Betere voorlichting rond leenstelsel
Het kabinet moet (aankomende) studenten beter voorlichten over de gevolgen van het nieuwe studievoorschot. Dat stellen coalitiepartijen VVD en PvdA bij de hoorzitting over dit onderwerp.
Eerder uitten oppositie, studentenorganisaties en experts al hun zorgen over de toenemende schuldendruk van studenten. Minister Bussemaker (OCW) moet niet steeds benadrukken dat de aflossingstermijn wordt opgerekt en de maandlasten laag blijven. “Ze moet ook inzichtelijk maken hoe hoog een schuld kan oplopen en welke gevolgen dat heeft qua afbetaling”, aldus Kamerlid Mohammed Mohandis (PvdA). Pieter Duisenberg (VVD) sluit zich daarbij aan: “Nu met het studievoorschot de financiële consequentie groter is, is (schuld)voorlichting en ondersteuning bij het maken van keuzes van groot belang.”
Leenangst vs. leenzucht
Beide heren zijn het niet altijd eens. Omdat studenten forse financiële verplichtingen moeten aangaan spreekt Mohandis van ‘leenangst’. Het kan wat hem betreft niet zo zijn dat jongeren uit sociaal zwakkere milieus straks afzien van een studie. Duisenberg ziet juist het tegenovergestelde gebeuren. “Uit onderzoek van budgetvoorlichter Nibud blijkt dat leningen ‘voor de fun’ niet ongebruikelijk zijn.” De VVD’er wil voorkomen dat studenten schulden aangaan voor niet-studiedoelen als wintersport en een nieuwe tv. Het Centraal Planbureau heeft berekend dat de gemiddelde studieschuld straks oploopt van 15.000 naar 21.000 euro. Tegelijkertijd blijven de effecten daarvan beperkt door de verlengde aflossingstermijn van 15 naar 35 jaar. Maar juist in die langlopende aflossingstermijn huist een gevaar, vinden experts. De maandlast gaat weliswaar omlaag, maar de totaalschuld wordt door de jaren heen hoger.

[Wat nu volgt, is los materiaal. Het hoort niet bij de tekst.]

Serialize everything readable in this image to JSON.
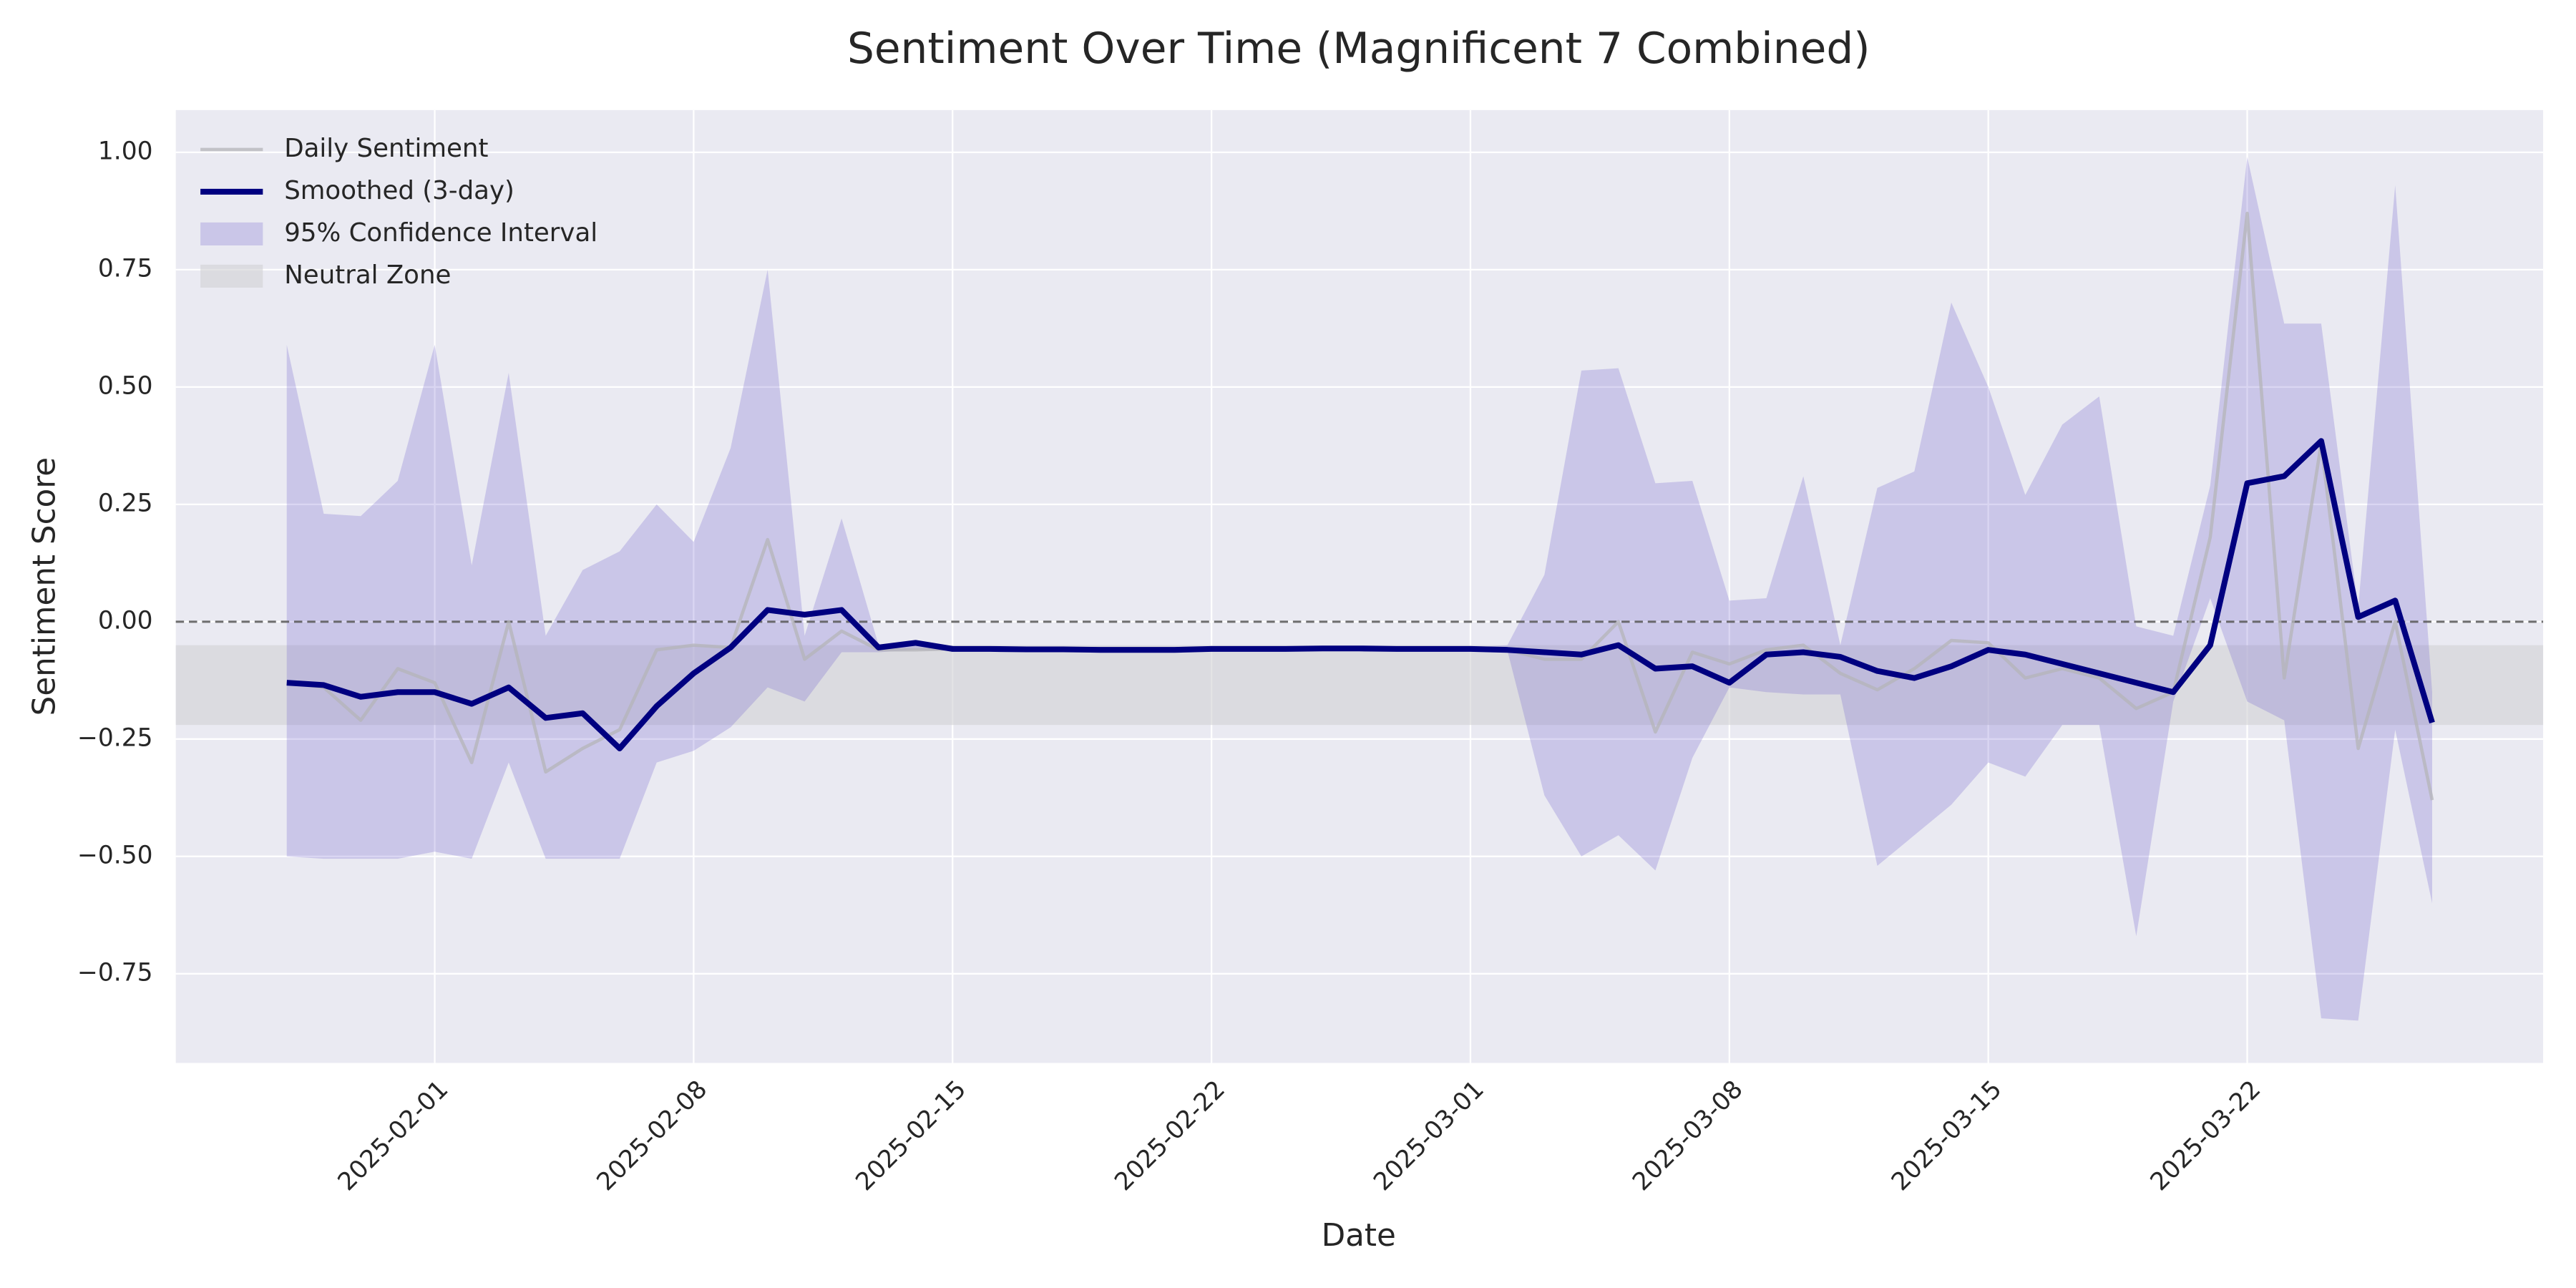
{
  "chart_data": {
    "type": "line",
    "title": "Sentiment Over Time (Magnificent 7 Combined)",
    "xlabel": "Date",
    "ylabel": "Sentiment Score",
    "x": [
      "2025-01-28",
      "2025-01-29",
      "2025-01-30",
      "2025-01-31",
      "2025-02-01",
      "2025-02-02",
      "2025-02-03",
      "2025-02-04",
      "2025-02-05",
      "2025-02-06",
      "2025-02-07",
      "2025-02-08",
      "2025-02-09",
      "2025-02-10",
      "2025-02-11",
      "2025-02-12",
      "2025-02-13",
      "2025-02-14",
      "2025-02-15",
      "2025-02-16",
      "2025-02-17",
      "2025-02-18",
      "2025-02-19",
      "2025-02-20",
      "2025-02-21",
      "2025-02-22",
      "2025-02-23",
      "2025-02-24",
      "2025-02-25",
      "2025-02-26",
      "2025-02-27",
      "2025-02-28",
      "2025-03-01",
      "2025-03-02",
      "2025-03-03",
      "2025-03-04",
      "2025-03-05",
      "2025-03-06",
      "2025-03-07",
      "2025-03-08",
      "2025-03-09",
      "2025-03-10",
      "2025-03-11",
      "2025-03-12",
      "2025-03-13",
      "2025-03-14",
      "2025-03-15",
      "2025-03-16",
      "2025-03-17",
      "2025-03-18",
      "2025-03-19",
      "2025-03-20",
      "2025-03-21",
      "2025-03-22",
      "2025-03-23",
      "2025-03-24",
      "2025-03-25",
      "2025-03-26",
      "2025-03-27"
    ],
    "xlim": [
      "2025-01-25",
      "2025-03-30"
    ],
    "xticks": [
      "2025-02-01",
      "2025-02-08",
      "2025-02-15",
      "2025-02-22",
      "2025-03-01",
      "2025-03-08",
      "2025-03-15",
      "2025-03-22"
    ],
    "ylim": [
      -0.94,
      1.09
    ],
    "yticks": [
      {
        "value": 1,
        "label": "1.00"
      },
      {
        "value": 0.75,
        "label": "0.75"
      },
      {
        "value": 0.5,
        "label": "0.50"
      },
      {
        "value": 0.25,
        "label": "0.25"
      },
      {
        "value": 0,
        "label": "0.00"
      },
      {
        "value": -0.25,
        "label": "−0.25"
      },
      {
        "value": -0.5,
        "label": "−0.50"
      },
      {
        "value": -0.75,
        "label": "−0.75"
      }
    ],
    "grid": true,
    "legend": "upper left",
    "hline": 0,
    "neutral_zone": {
      "name": "Neutral Zone",
      "color": "#d0d0d4",
      "range": [
        -0.22,
        -0.05
      ]
    },
    "confidence_interval": {
      "name": "95% Confidence Interval",
      "color": "#6a5acd",
      "upper": [
        0.59,
        0.23,
        0.225,
        0.3,
        0.59,
        0.12,
        0.53,
        -0.03,
        0.11,
        0.15,
        0.25,
        0.17,
        0.37,
        0.75,
        -0.03,
        0.22,
        -0.05,
        -0.05,
        -0.055,
        -0.055,
        -0.055,
        -0.055,
        -0.055,
        -0.055,
        -0.055,
        -0.055,
        -0.055,
        -0.055,
        -0.055,
        -0.055,
        -0.055,
        -0.055,
        -0.055,
        -0.05,
        0.1,
        0.535,
        0.54,
        0.295,
        0.3,
        0.045,
        0.05,
        0.31,
        -0.05,
        0.285,
        0.32,
        0.68,
        0.5,
        0.27,
        0.42,
        0.48,
        -0.01,
        -0.03,
        0.29,
        0.99,
        0.635,
        0.635,
        0.03,
        0.93,
        -0.15
      ],
      "lower": [
        -0.5,
        -0.505,
        -0.505,
        -0.505,
        -0.49,
        -0.505,
        -0.3,
        -0.505,
        -0.505,
        -0.505,
        -0.3,
        -0.275,
        -0.225,
        -0.14,
        -0.17,
        -0.065,
        -0.065,
        -0.06,
        -0.062,
        -0.062,
        -0.062,
        -0.062,
        -0.062,
        -0.062,
        -0.062,
        -0.062,
        -0.062,
        -0.062,
        -0.062,
        -0.062,
        -0.062,
        -0.062,
        -0.062,
        -0.062,
        -0.37,
        -0.5,
        -0.455,
        -0.53,
        -0.29,
        -0.14,
        -0.15,
        -0.155,
        -0.155,
        -0.52,
        -0.455,
        -0.39,
        -0.3,
        -0.33,
        -0.22,
        -0.22,
        -0.67,
        -0.17,
        0.05,
        -0.17,
        -0.21,
        -0.845,
        -0.85,
        -0.23,
        -0.6
      ]
    },
    "series": [
      {
        "name": "Daily Sentiment",
        "color": "#b4b4b8",
        "values": [
          -0.13,
          -0.14,
          -0.21,
          -0.1,
          -0.13,
          -0.3,
          0.0,
          -0.32,
          -0.27,
          -0.23,
          -0.06,
          -0.05,
          -0.055,
          0.175,
          -0.08,
          -0.02,
          -0.06,
          -0.06,
          -0.058,
          -0.058,
          -0.059,
          -0.06,
          -0.06,
          -0.06,
          -0.058,
          -0.057,
          -0.058,
          -0.058,
          -0.057,
          -0.056,
          -0.058,
          -0.058,
          -0.058,
          -0.06,
          -0.08,
          -0.08,
          0.0,
          -0.235,
          -0.065,
          -0.09,
          -0.06,
          -0.05,
          -0.11,
          -0.145,
          -0.1,
          -0.04,
          -0.045,
          -0.12,
          -0.1,
          -0.12,
          -0.185,
          -0.15,
          0.18,
          0.87,
          -0.12,
          0.38,
          -0.27,
          0.0,
          -0.38
        ]
      },
      {
        "name": "Smoothed (3-day)",
        "color": "#000080",
        "values": [
          -0.13,
          -0.135,
          -0.16,
          -0.15,
          -0.15,
          -0.175,
          -0.14,
          -0.205,
          -0.195,
          -0.27,
          -0.18,
          -0.11,
          -0.055,
          0.025,
          0.015,
          0.025,
          -0.055,
          -0.045,
          -0.058,
          -0.058,
          -0.059,
          -0.059,
          -0.06,
          -0.06,
          -0.06,
          -0.058,
          -0.058,
          -0.058,
          -0.057,
          -0.057,
          -0.058,
          -0.058,
          -0.058,
          -0.06,
          -0.065,
          -0.07,
          -0.05,
          -0.1,
          -0.095,
          -0.13,
          -0.07,
          -0.065,
          -0.075,
          -0.105,
          -0.12,
          -0.095,
          -0.06,
          -0.07,
          -0.09,
          -0.11,
          -0.13,
          -0.15,
          -0.05,
          0.295,
          0.31,
          0.385,
          0.01,
          0.045,
          -0.215
        ]
      }
    ]
  }
}
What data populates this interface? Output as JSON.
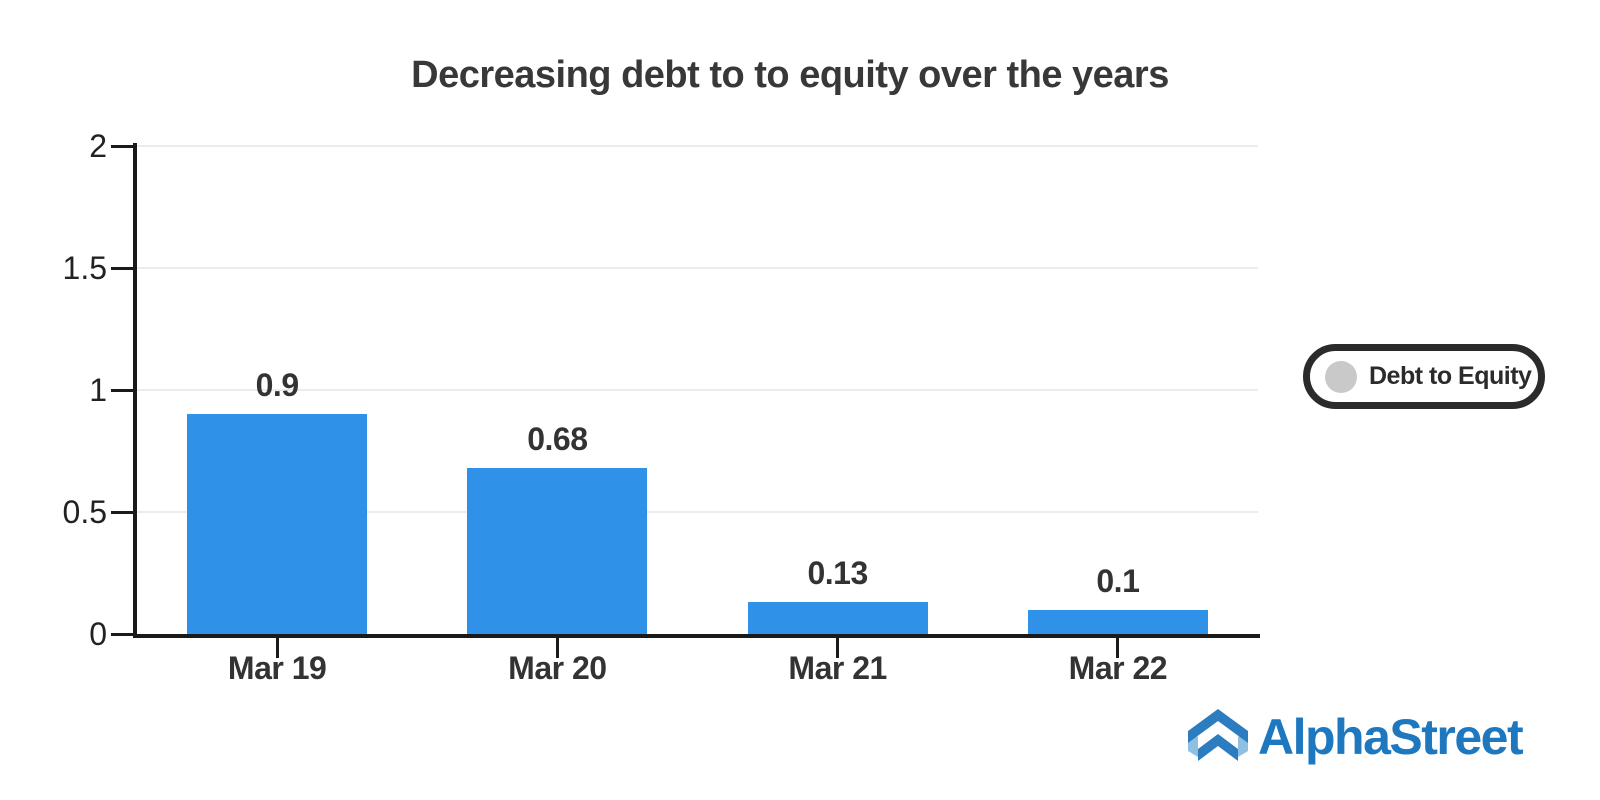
{
  "chart_data": {
    "type": "bar",
    "title": "Decreasing debt to to equity over the years",
    "categories": [
      "Mar 19",
      "Mar 20",
      "Mar 21",
      "Mar 22"
    ],
    "series": [
      {
        "name": "Debt to Equity",
        "values": [
          0.9,
          0.68,
          0.13,
          0.1
        ]
      }
    ],
    "value_labels": [
      "0.9",
      "0.68",
      "0.13",
      "0.1"
    ],
    "xlabel": "",
    "ylabel": "",
    "ylim": [
      0,
      2
    ],
    "y_ticks": [
      "2",
      "1.5",
      "1",
      "0.5",
      "0"
    ],
    "grid": true,
    "legend_position": "right",
    "bar_color": "#2f92e8",
    "grid_color": "#ececec",
    "axis_color": "#1a1a1a"
  },
  "legend": {
    "label": "Debt to Equity",
    "swatch_color": "#c9c9c9",
    "border_color": "#2b2b2b"
  },
  "branding": {
    "logo_text": "AlphaStreet",
    "logo_color": "#1e78c0",
    "icon_dark": "#2b7dc0",
    "icon_light": "#8fc0e2"
  }
}
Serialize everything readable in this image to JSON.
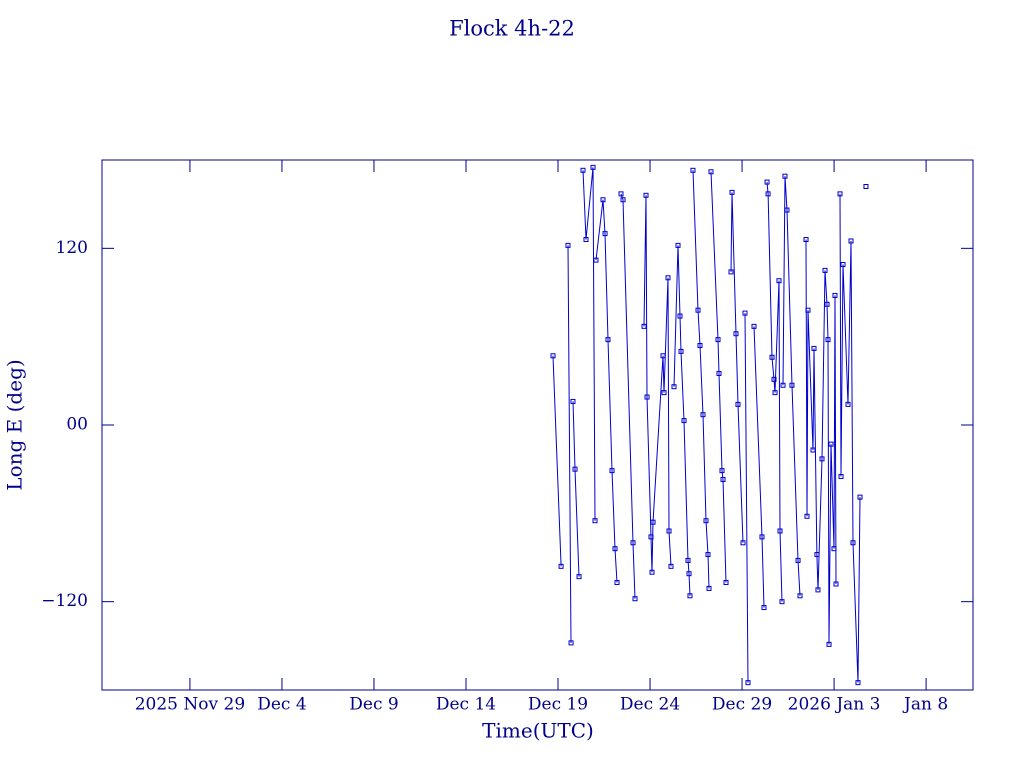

De Nederlandse Vereniging van Banken reageert positief op de plannen. Als het studievoorschot er komt, zullen de banken hun ‘wegingsfactor’ van studieschulden verlagen. Dat betekent dat studenten met een studieschuld straks sneller een hypotheek kunnen krijgen. Toch is ook de NVB niet ongevoelig voor de kritiek. Net als het Nibud pleit de bankkoepel voor een centrale (BKR-)registratie van studieschulden. Enerzijds helpt dat de bank bij hun hypotheekverstrekking. Anderzijds maakt het de student meer bewust van de consequenties van schulden.